The surplus lines industry lost a steadfast promoter in April 1981, when Joseph H. Blades died of a heart attack at age 55. Mr. Blades, chairman of the Blades Group of Cos. in Houston, built wholesaler J.H. Blades & Co. Inc. from a one-man agency into a company with a premium volume of tens of millions of dollars before selling it in 1978 to Crum & Forster Insurance Cos.

Another influential figure in the surplus lines industry was Louis W. Biegler, who died in February 1995 at age 80. Mr. Biegler founded L.W. Biegler Inc., which later became Crum & Forster Managers Corp., and International Surplus Lines Co. He promoted specialty lines of insurance and, as chairman of the Illinois Insurance Exchange, helped make the IIE a leading surplus lines market.

The employee benefits profession also said goodbye to influential leaders.

William Harrison Givens Jr., senior vp of pension operations at the New York-based Equitable Life Assurance Society of the U.S., died of cancer in July 1985. Mr. Givens, 58, was a descendant of two U.S. presidents, William Henry Harrison and Benjamin Harrison. In addition to a 38-year career at Equitable, Mr. Givens was one of the forces behind the formation of the ERISA Industry Committee, a lobbying organization representing large employers on pension issues.
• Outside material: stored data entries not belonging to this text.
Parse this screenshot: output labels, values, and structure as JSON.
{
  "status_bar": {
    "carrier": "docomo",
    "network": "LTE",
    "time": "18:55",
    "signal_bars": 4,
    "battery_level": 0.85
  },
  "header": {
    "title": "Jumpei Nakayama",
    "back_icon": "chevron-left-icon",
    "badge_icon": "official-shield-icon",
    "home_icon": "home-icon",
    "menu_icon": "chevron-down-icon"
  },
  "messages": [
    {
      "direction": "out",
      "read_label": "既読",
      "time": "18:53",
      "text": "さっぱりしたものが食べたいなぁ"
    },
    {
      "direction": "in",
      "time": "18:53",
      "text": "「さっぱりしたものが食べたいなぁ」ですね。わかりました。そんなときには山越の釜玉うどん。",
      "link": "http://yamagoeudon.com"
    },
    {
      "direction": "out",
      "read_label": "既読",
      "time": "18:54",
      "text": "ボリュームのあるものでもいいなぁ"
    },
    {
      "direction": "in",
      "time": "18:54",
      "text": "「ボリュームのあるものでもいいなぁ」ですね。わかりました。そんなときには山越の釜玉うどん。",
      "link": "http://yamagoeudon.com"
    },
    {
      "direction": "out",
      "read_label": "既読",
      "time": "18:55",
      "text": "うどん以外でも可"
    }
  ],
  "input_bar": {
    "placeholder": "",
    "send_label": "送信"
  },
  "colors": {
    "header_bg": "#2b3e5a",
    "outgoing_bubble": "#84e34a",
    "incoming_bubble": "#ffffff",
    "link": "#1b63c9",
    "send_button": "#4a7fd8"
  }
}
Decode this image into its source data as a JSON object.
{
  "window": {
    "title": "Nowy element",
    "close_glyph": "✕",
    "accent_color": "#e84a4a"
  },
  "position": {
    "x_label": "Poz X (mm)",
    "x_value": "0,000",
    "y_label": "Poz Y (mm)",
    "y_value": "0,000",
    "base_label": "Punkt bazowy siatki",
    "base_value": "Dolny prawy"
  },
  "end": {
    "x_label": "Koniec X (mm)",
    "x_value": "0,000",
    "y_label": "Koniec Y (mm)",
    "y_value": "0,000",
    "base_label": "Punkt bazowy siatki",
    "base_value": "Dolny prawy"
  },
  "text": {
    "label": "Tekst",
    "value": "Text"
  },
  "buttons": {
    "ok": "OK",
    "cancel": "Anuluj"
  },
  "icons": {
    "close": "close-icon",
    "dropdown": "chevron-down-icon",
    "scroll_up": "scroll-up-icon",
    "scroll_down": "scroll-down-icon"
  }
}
Sen. Jacob K. Javits, who died in March 1986 at age 81, was a principal architect of pension reform legislation in the 1970s that ultimately became the Employee Retirement Income Security Act of 1974. Among ERISA's provisions are vesting and funding requirements for pension plans and the creation of the federal Pension Benefit Guaranty Corp., which guarantees employees' and retirees' benefits if their employers' pension plans fail. The liberal Republican senator from New York served in Washington from 1957 through 1980, when he lost a bid for a fifth term. The fruit of his labor, ERISA, is his legacy to employee benefits.

Martin Slate, executive director of the PBGC, died in February 1997 at age 51 after a heart attack. Appointed to head the PBGC in 1993, Mr. Slate joined the PBGC when the agency's financial condition was so precarious that some feared it would need a taxpayer bailout. Reform legislation that Mr. Slate helped shepherd through Congress closed loopholes in federal law and put the PBGC -- and the pension insurance system -- on a sounder financial footing.